There are many steps in creating windows, Judson explained, and that means ample room for errors. That was especially pointed for what may be the studio’s most ambitious project: “Pagoda,” a massive glass dome from the Taiwanese-American fine artist James Jean. Design, framing, materials, construction, data analysis and structural engineering brought the out-of-pocket cost to $1.5 million.
“When I started working with Judson, we used the technique of water-jet cutting and bringing in airbrushing and building 3-D elements,” said Jean, who worked with Judson on an earlier project, a glass sculpture, “Gaia,” which is now at a South Korean museum. The partnership led to the immersive “Pagoda” that allows viewers “to step in and be completely enveloped in color and light and it will shift and change as the light changes,” Jean said. Panels from that work will be shown by late summer.
A recent trip to the cemetery, perched on a hill overlooking the urban jungle, was a scene of juxtapositions: Fishburne is ready to show off the museum, a hodgepodge of a Frederic Remington cowboy, Mark Twain maquette, Easter Island moai and classical reproduction, while horse-drawn funeral carriages and mourners are just outside. That scene was a somber reminder of the place and time that makes Fishburne remark that he “hopes the public comes.”
“Now that we’re opening, it’s exciting, but you don’t know what to expect,” said Fishburne.

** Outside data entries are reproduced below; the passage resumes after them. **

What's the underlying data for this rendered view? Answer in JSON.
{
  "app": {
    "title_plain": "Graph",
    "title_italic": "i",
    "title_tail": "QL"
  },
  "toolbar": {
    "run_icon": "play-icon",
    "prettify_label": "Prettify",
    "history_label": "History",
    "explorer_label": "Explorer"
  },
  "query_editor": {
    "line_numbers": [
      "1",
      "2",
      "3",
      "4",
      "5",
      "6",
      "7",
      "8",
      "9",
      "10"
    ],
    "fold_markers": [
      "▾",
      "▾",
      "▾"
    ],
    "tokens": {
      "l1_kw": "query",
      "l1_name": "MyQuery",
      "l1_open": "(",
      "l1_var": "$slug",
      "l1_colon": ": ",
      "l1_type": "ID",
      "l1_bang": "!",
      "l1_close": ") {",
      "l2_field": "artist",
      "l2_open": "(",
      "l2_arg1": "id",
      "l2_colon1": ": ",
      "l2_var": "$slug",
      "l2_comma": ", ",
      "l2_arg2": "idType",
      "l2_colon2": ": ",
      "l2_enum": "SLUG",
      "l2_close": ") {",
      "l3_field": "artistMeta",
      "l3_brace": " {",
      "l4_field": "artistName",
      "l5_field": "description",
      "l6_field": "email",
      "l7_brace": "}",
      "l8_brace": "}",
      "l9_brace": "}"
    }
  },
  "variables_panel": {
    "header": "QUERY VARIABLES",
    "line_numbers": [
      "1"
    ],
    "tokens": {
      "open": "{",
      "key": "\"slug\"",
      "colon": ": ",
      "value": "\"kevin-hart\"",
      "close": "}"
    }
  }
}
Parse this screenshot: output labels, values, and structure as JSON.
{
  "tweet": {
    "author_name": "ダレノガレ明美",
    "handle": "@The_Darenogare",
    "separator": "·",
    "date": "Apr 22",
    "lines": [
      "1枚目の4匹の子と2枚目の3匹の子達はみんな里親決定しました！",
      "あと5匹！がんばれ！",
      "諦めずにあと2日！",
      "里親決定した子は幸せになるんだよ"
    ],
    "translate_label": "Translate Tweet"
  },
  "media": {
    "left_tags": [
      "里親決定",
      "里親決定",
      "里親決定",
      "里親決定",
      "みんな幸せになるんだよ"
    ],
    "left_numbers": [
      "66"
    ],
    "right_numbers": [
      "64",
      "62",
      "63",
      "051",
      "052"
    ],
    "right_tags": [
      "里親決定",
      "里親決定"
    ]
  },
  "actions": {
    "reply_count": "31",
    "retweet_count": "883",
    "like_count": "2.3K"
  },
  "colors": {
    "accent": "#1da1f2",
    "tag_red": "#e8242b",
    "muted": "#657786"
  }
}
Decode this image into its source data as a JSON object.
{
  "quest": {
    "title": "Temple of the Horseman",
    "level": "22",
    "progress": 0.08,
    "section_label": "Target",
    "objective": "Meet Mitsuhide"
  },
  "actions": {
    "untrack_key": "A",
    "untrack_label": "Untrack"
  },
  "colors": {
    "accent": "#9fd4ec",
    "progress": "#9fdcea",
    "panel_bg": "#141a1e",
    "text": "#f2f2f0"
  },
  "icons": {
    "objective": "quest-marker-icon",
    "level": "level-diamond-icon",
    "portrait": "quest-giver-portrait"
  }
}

Still, having something to look forward to is a major unifier.
“We’re basically graffiti, street artists, so to have us come through to Forest Lawn, it feels really good,” said the artist Flores, who grew up in Tulare, Calif., where “there was no stained glass,” and fell in love with the medium on trips to Spain during long contemplations in medieval churches.
Flores at one point spent two days a week at the studio learning to cut and snap glass into form with Judson’s artisans, whom he credits with immense patience.
“There’s a special type of discipline needed for this kind of work,” he said, a resolve he admits he lacks. “I hope people show up and give it a chance.”